Thank you for all of your feedback. At least now I know that this is not "typical" behavior for Dominican children and that most of you don't seem to have experienced anything like this. Count your blessings.

(Please excuse any typos you find... my typing isn't so great.)
 

bob saunders

Platinum
Jan 1, 2002
32,502
5,930
113
dr1.com
It sounds like you have to "discipline" the mother before you can discipline the child. My step-son(Dominican) had a habit of "borrowing" his older stepbrothers CDs, Games....etc and leaving them unprotected on the floor and some other habits, like taking milk out of the fridge and then blaming it on others. My wife did not believe he was doing any of these things, until one week he was the only kid home. So, after she had told him to cut out the lying and going into the other boy's rooms and taking their stuff, she told my son in front of Jose. Next time he goes in your room and takes something, you can have his stereo and you can also give him a cuff. Travis,who is very gentle with Jose, normally, boxed Joses ears, and we don't know what he said to him, but since then (about 3 years have passed) and Jose's behavior has straightened out. I doubt that this would work WITH YOUR STEPDAUGHTER. Is her behavior when she is in school as bad or when she is visiting friends. If so then the problem is her. If it's only at home then it's her mother reaction and inconsistency. I'm well aware that it isn't that simple, my oldest son was a "difficult" child, who still is difficult, but an adult with a job, decent friends, and a bright future.
 

Gero

New member
Jul 26, 2005
19
0
0
Good question

bob saunders said:
Is her behavior when she is in school as bad or when she is visiting friends. If so then the problem is her. If it's only at home then it's her mother reaction and inconsistency.

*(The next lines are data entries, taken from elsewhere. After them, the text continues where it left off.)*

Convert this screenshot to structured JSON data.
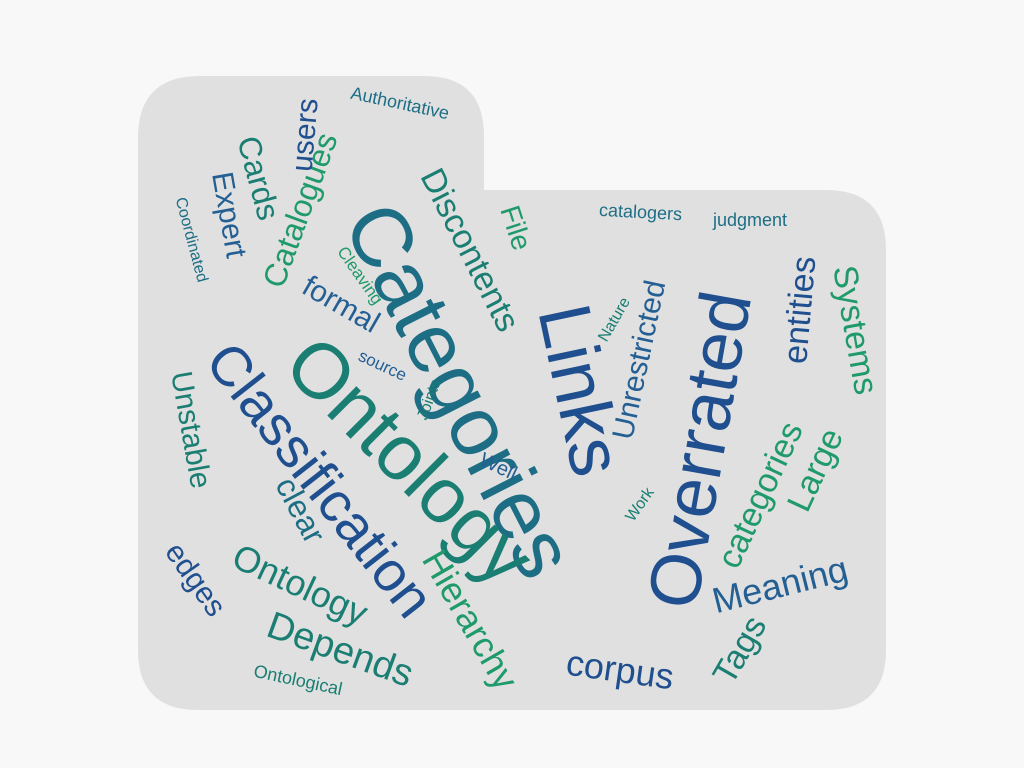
{
  "cloud": {
    "shape": "folder-icon",
    "background_color": "#e0e0e0",
    "page_color": "#f8f8f8",
    "palette": {
      "navy": "#1f4f8e",
      "blue": "#245f94",
      "teal": "#1d6e85",
      "tealgreen": "#1a7e72",
      "green": "#1f9a6a",
      "lightgreen": "#2aa55e"
    },
    "words": [
      {
        "text": "Categories",
        "color": "teal",
        "rotation": "down"
      },
      {
        "text": "Ontology",
        "color": "tealgreen",
        "rotation": "down"
      },
      {
        "text": "Links",
        "color": "navy",
        "rotation": "down"
      },
      {
        "text": "Overrated",
        "color": "navy",
        "rotation": "up"
      },
      {
        "text": "Classification",
        "color": "navy",
        "rotation": "down"
      },
      {
        "text": "Hierarchy",
        "color": "green",
        "rotation": "down"
      },
      {
        "text": "Ontology",
        "color": "tealgreen",
        "rotation": "down"
      },
      {
        "text": "Depends",
        "color": "tealgreen",
        "rotation": "down"
      },
      {
        "text": "Meaning",
        "color": "blue",
        "rotation": "tilt"
      },
      {
        "text": "corpus",
        "color": "navy",
        "rotation": "down"
      },
      {
        "text": "Tags",
        "color": "tealgreen",
        "rotation": "up"
      },
      {
        "text": "categories",
        "color": "green",
        "rotation": "up"
      },
      {
        "text": "Large",
        "color": "green",
        "rotation": "up"
      },
      {
        "text": "entities",
        "color": "navy",
        "rotation": "up"
      },
      {
        "text": "Systems",
        "color": "green",
        "rotation": "down"
      },
      {
        "text": "Unrestricted",
        "color": "blue",
        "rotation": "up"
      },
      {
        "text": "Discontents",
        "color": "tealgreen",
        "rotation": "down"
      },
      {
        "text": "File",
        "color": "green",
        "rotation": "down"
      },
      {
        "text": "Catalogues",
        "color": "green",
        "rotation": "up"
      },
      {
        "text": "Cards",
        "color": "tealgreen",
        "rotation": "down"
      },
      {
        "text": "Expert",
        "color": "blue",
        "rotation": "down"
      },
      {
        "text": "users",
        "color": "navy",
        "rotation": "up"
      },
      {
        "text": "formal",
        "color": "blue",
        "rotation": "down"
      },
      {
        "text": "Unstable",
        "color": "tealgreen",
        "rotation": "down"
      },
      {
        "text": "clear",
        "color": "teal",
        "rotation": "down"
      },
      {
        "text": "edges",
        "color": "navy",
        "rotation": "down"
      },
      {
        "text": "Authoritative",
        "color": "teal",
        "rotation": "down"
      },
      {
        "text": "catalogers",
        "color": "teal",
        "rotation": "down"
      },
      {
        "text": "judgment",
        "color": "teal",
        "rotation": "down"
      },
      {
        "text": "Coordinated",
        "color": "teal",
        "rotation": "down"
      },
      {
        "text": "Cleaving",
        "color": "green",
        "rotation": "down"
      },
      {
        "text": "source",
        "color": "blue",
        "rotation": "down"
      },
      {
        "text": "Joints",
        "color": "tealgreen",
        "rotation": "up"
      },
      {
        "text": "Nature",
        "color": "tealgreen",
        "rotation": "up"
      },
      {
        "text": "Well",
        "color": "blue",
        "rotation": "down"
      },
      {
        "text": "Work",
        "color": "tealgreen",
        "rotation": "up"
      },
      {
        "text": "Ontological",
        "color": "tealgreen",
        "rotation": "down"
      }
    ]
  }
}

In some ways she is worse at school. At times she will talk or sing over top of the teacher during a lesson, crawl around on the floor in and out of the desks while the teacher is teaching, and generally not participate. She does what she wants and doesn't do what she doesn't want. She has been caught stealing food and other things from the children, she doesn't respect school property or other children's property, and she lies about being starved and asks for handouts at school. She absolutely refuses to do her homework stating that it is not her homework, that it is for the rest of the class, but not for her. She has even falsely filled out parent portions of homework reports to make it look like she has done her work.

She only has one real friend, but that is at home not at school. And lately that friend seems to be spending a lot more time with my stepson. Even friends will only be manipulated for so long. Strangely enough, she gets invited to a lot of birthday parties, but no calls or coming over to play.

Getting the consistency happening at home will help, but I fear that her problems run deeper. Hopefully the testing will identify the problem so that we can devise a plan to resolve the issue. As a last resort, she may end up in boarding school for a semester once she is old enough. There, she will find out quite quickly that she cannot manipulate eveyone around her.